The new expedition ended just this week, on Tuesday, and led to the recovery of artifacts such as a beautiful and fully-intact jug, and a six-foot-long bronze spear that likely belonged to a giant statue - perhaps a warrior or the goddess Athena, who is often depicted with spear in hand. (Scroll to read on...)
The divers also found evidence that there is more to be found underneath the surface of the seafloor, but that will have to wait for a longer, more complex excavation.
"I don't know what there is there - perhaps more works of art or parts of the ship's equipment, but we really have to dig," Angeliki Simossi, head of Greece's underwater antiquities department, said in a statement, via The Associated Press.
"There's an element of bad luck," she added, referring to the difficulties divers face in this excavation.
The 1901 excavation was reportedly put to an end after one diver died of the bends and two were paralyzed.
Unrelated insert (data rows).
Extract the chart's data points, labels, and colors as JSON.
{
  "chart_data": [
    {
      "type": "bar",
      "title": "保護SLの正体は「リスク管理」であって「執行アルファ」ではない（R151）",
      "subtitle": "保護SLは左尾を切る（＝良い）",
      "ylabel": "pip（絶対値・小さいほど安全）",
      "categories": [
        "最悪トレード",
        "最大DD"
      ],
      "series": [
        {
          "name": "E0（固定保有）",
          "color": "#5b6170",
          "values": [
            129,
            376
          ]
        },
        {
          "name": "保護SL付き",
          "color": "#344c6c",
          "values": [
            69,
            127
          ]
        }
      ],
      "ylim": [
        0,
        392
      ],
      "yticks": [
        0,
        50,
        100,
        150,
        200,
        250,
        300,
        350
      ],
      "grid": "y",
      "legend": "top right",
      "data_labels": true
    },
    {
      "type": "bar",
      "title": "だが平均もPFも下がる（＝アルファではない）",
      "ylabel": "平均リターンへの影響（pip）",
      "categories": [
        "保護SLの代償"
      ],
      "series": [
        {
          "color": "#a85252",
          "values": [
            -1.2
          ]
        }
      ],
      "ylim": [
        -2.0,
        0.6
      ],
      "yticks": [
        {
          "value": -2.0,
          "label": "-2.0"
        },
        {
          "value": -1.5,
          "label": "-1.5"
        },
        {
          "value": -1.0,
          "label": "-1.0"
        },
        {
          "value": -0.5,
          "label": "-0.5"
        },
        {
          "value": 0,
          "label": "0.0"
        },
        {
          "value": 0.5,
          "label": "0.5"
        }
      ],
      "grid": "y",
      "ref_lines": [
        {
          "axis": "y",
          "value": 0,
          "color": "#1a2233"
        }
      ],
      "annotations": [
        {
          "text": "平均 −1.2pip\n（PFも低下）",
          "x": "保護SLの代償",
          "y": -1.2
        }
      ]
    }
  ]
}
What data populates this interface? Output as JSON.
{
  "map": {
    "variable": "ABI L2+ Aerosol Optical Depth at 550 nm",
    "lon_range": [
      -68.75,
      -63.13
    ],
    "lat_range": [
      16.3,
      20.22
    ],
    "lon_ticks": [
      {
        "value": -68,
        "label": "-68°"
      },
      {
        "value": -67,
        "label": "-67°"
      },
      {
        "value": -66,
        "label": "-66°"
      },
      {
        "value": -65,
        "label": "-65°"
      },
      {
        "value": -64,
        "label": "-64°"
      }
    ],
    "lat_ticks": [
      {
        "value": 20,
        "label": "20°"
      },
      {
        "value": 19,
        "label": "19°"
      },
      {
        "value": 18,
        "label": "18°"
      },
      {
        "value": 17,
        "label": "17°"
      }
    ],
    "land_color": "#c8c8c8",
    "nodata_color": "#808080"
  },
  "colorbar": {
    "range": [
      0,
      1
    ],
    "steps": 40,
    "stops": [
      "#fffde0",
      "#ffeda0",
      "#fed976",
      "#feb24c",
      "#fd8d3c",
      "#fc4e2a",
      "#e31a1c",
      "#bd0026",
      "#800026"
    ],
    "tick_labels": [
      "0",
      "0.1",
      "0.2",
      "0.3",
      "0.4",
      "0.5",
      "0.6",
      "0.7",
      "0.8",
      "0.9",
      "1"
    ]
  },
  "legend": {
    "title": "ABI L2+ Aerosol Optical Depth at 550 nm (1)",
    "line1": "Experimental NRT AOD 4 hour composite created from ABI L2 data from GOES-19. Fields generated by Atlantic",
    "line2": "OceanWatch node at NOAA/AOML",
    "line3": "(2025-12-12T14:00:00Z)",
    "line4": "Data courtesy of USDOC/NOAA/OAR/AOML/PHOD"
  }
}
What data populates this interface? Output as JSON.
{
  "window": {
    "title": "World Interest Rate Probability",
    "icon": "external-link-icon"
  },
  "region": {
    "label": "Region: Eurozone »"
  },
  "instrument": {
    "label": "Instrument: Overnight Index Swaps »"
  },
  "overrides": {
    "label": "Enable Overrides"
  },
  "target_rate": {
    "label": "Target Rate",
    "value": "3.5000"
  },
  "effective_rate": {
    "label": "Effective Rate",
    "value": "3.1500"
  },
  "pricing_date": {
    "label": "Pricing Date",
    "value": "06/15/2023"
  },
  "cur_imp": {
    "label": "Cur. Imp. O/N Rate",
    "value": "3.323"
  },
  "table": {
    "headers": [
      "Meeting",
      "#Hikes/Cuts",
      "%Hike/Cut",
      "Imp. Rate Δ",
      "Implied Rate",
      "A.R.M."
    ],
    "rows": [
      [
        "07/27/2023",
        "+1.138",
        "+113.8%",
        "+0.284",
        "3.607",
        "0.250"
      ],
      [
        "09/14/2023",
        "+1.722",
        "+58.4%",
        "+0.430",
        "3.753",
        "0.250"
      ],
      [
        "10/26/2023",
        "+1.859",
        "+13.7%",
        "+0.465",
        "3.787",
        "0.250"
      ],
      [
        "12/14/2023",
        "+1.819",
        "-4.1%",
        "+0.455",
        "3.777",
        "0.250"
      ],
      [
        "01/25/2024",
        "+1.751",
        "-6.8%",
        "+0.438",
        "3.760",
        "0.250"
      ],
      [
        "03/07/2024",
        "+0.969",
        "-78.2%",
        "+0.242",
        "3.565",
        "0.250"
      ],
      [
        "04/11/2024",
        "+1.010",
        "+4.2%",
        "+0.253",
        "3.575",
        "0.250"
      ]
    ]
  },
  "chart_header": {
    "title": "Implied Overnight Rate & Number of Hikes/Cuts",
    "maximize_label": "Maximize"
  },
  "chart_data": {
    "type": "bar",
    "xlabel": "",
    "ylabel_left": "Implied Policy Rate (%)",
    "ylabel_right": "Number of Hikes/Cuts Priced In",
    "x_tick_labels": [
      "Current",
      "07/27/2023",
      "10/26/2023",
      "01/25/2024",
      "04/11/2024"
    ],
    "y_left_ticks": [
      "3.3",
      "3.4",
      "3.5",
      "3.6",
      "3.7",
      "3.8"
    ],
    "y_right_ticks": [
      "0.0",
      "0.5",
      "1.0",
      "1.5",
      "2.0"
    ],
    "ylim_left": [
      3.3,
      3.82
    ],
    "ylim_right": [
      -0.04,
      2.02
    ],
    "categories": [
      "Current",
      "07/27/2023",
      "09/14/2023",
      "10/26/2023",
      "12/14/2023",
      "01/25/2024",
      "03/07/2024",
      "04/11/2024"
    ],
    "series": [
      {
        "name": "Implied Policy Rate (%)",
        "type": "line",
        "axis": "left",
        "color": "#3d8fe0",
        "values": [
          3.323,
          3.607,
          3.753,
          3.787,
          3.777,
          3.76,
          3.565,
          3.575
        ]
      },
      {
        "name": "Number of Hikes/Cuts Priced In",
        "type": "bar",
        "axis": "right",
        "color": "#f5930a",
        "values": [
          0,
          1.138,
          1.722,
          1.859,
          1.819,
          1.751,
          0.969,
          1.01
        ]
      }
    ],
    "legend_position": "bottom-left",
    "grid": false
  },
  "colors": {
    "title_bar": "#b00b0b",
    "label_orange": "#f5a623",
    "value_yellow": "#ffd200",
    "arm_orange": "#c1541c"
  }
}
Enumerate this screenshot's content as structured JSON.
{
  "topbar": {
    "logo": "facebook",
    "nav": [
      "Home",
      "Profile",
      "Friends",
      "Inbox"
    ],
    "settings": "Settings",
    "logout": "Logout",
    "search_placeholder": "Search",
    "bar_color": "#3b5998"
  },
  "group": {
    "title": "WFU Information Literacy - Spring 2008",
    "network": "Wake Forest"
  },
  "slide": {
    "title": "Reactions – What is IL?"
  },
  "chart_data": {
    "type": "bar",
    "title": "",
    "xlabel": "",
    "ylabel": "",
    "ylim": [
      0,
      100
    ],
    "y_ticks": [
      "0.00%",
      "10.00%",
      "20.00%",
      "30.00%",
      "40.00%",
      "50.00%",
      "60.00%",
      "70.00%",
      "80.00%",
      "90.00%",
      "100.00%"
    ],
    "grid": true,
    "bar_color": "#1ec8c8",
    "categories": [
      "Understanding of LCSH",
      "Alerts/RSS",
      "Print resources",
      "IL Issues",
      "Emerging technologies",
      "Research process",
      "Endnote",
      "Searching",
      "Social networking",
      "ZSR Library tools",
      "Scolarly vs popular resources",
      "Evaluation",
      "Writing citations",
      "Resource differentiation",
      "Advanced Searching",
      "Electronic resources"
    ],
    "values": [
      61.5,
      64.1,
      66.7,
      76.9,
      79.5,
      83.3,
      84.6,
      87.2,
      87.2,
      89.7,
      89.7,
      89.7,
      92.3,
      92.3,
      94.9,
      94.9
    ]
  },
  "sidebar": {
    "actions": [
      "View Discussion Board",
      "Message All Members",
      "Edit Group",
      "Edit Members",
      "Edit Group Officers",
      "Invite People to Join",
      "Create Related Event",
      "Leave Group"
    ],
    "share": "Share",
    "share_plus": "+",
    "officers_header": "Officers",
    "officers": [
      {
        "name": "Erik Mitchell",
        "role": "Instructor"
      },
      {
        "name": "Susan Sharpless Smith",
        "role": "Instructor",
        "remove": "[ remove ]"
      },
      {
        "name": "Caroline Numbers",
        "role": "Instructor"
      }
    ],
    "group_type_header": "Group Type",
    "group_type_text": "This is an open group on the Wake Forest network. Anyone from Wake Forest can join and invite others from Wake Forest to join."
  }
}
Even now, with advanced gear, the wreck is still too deep to dive safely without cumbersome rebreather technology and even exosuits.
"Past investigations were also plagued by bad weather. It's as if the wreck doesn't want to be uncovered," Simossi said.
Still, this hasn't stopped the team. They plan to return with adequate digging and diving equipment next spring, when weather should be ideal.